Home » Blog » Budgeting

Budgeting

April 28, 2016Budgeting

What is a Budget?

A budget is a simple estimate of the income and expenses that an individual, a family, or a business has in a given period of time. Companies use budgets to identify how much money they will use for future expenses. This system of budgeting is just as useful on a personal scale as well. Knowing how much money you spend today can give you a good idea of how much you will spend in the future. Budget Expenses (SE)

A budget is not meant to restrict you; it is to help you make smart decisions concerning the allocation of your money. Tracking where your money goes can help you see if there are areas where you are spending too much.

There are two basic things you need to know in order to prepare your budget – your income and your expenses.
 

Income

Think of your income as the total amount of money that you will receive in a given period of time. Figuring out your income is the easiest part because you know your salary and you will typically earn the same amount each month unless your pay is commission based.

Expenses

Expenses are the opposite of income, think of your expenses as the money that will be spent over the same period of time. As we discuss expenses beware that the list can get very long because of all the different things you can spend your money on. This is normal so don’t worry if your list of expenses looks lengthy.

When going over your expenses consider “The 50/30/20 Rule”. This is a rule of thumb that breaks down the percentages that are recommended for income allocation.

Budget Words (SE)

It’s suggested that 50% of your income be used for your essential expenses, which includes your mortgage/rent, food, clothing, and transportation. The 30% from the rule represents your life style choices. These things are the non-essential items that we enjoy such as cable, brand name clothing, a smart phone, a luxury car, and other items that are optional or items that you could go without. The 20% is made up of your  financial priorities. This includes any debt that you may have, contributions to retirement accounts, savings accounts, and investments.

Remember that this is just a rule of thumb. You do not have to have your essential expenses up to 50% of your income. You could adjust to make them 40% and have some extra money for other things. You might have a lot of credit card debt to pay, so you may want to reduce more in the other categories so that you can pay your debt faster. It is also recommended that you have three to six months worth of expenses in savings just in case something happens.

Fixed vs. Variable

There are two classes of expenses, fixed and variable. All expenses can fit into these two categories. When creating a budget these expenses should be calculated independent of each other and then added together at the end. Fixed expenses should be accounted for first. After you budget for your fixed expenses you should move to your variable expenses.

  • Fixed

Fixed expenses are expenses that stay the same month after month. They are ‘fixed’ in place and won’t change unexpectedly. Examples of fixed expenses are mortgage/rent payments, automotive loan payments, insurance, or any other bills that do not change between billing periods. These expenses should be calculated first since this will give you a reasonable idea of how much income you have left for less predictable expenses, like variable expenses.

  • Variable

Just because the expense changes from month to month, doesn’t make a variable expense any less important.
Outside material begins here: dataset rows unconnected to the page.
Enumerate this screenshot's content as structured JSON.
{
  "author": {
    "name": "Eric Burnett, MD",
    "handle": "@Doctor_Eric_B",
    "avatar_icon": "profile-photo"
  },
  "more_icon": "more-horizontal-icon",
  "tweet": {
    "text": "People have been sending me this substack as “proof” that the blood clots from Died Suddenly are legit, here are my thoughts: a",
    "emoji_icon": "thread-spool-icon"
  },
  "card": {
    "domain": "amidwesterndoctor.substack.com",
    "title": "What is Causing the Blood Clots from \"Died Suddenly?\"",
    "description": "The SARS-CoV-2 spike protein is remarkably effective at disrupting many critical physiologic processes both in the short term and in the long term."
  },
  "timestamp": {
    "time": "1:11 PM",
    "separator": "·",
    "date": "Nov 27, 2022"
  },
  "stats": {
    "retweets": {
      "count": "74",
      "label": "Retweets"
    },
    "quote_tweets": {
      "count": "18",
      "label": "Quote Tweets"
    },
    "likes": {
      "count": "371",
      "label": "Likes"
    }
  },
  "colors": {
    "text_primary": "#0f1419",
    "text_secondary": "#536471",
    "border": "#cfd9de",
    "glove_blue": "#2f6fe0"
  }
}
Examples of variable expenses include utility bills, gas, food, entertainment, or any other bill that varies from month to month. In order to effectively plan for these expenses, try to budget for the higher end of the average of each variable expense.

Troubleshooting your Budget

In order to help prevent confusion later on, try to make your budget as simple as you can. Be sure to use actual numbers and include every expense you have so that it is accurate. After organizing your budget there are two possible outcomes;the first is that your income is greater than your expenses, while the second is that your income is less than your expenses.Budget Crunching (SE)

If your income is greater than your expenses you are in a good place because it means you have money left over. If this is the case, you could start thinking about building your savings, save/contribute more to a retirement account, or invest your extra money.

If your income is less than your expenses then you will need to make some changes and see where you can cut back. If you continue down the path of spending more than you earn you will end up in debt. Be sure to evaluate your finances and see where you could spend less so that you are not accumulating debt.